Scénario alternatif crédible
L'ONU obtient avant fin mai un accord limité au passage humanitaire des engrais, calqué sur la Black Sea Grain Initiative. Cinq navires par jour franchissent le détroit pendant la durée de la trêve. Le mécanisme sauve une partie des semis africains de juin et préserve la campagne 2026 dans les zones les moins exposées. Mais ce scénario crée un précédent dangereux, l'humanitaire devient une variable de négociation diplomatique permanente, et chaque future crise maritime nourrit le même levier.
Conséquences stratégiques
La fenêtre de mai 2026 n'est pas une projection, c'est un seuil biologique. Une fois les semis africains terminés sans engrais, le bilan agronomique de la campagne est gravé. Aucune accélération diplomatique en juin ne peut récupérer les rendements perdus. Le PAM évalue à 45 millions de personnes supplémentaires l'exposition à l'insécurité alimentaire aiguë. La FAO chiffre à plus de 40 % la baisse des rendements de maïs en l'absence d'engrais azoté. Le Grand Continent projette un effondrement jusqu'à 50 % pour les principales régions céréalières africaines.

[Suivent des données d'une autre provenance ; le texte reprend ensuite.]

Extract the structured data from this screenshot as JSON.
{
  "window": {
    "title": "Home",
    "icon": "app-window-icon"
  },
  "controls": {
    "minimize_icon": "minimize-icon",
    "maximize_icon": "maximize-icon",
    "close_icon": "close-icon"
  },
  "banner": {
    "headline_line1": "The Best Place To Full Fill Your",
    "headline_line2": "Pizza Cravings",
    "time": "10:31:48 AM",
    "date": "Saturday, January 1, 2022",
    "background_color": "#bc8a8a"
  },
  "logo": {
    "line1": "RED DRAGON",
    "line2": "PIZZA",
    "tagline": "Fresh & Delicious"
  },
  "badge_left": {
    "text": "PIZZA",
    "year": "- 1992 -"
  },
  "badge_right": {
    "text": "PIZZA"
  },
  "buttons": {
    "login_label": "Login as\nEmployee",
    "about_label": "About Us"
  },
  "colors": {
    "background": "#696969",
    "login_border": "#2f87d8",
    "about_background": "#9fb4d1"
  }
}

Cette crise révèle une asymétrie structurelle entre temps diplomatique et temps biologique. La diplomatie négocie en mois, les cultures vivent en semaines. Quand les deux horloges divergent, c'est la biologie qui tranche, pas la chancellerie. Le mécanisme onusien proposé est techniquement opérationnel en sept jours mais politiquement bloqué depuis plus de soixante.
43 % de l'urée mondiale. 44 % du soufre mondial. 30 % de l'ammoniac mondial.
Le coût biologique du blocage se mesure désormais en millions de personnes basculant dans la faim plutôt qu'en dollars par baril. La grammaire politique de la crise d'Ormuz se trouve désormais conditionnée par un calendrier que les diplomates n'ont jamais négocié.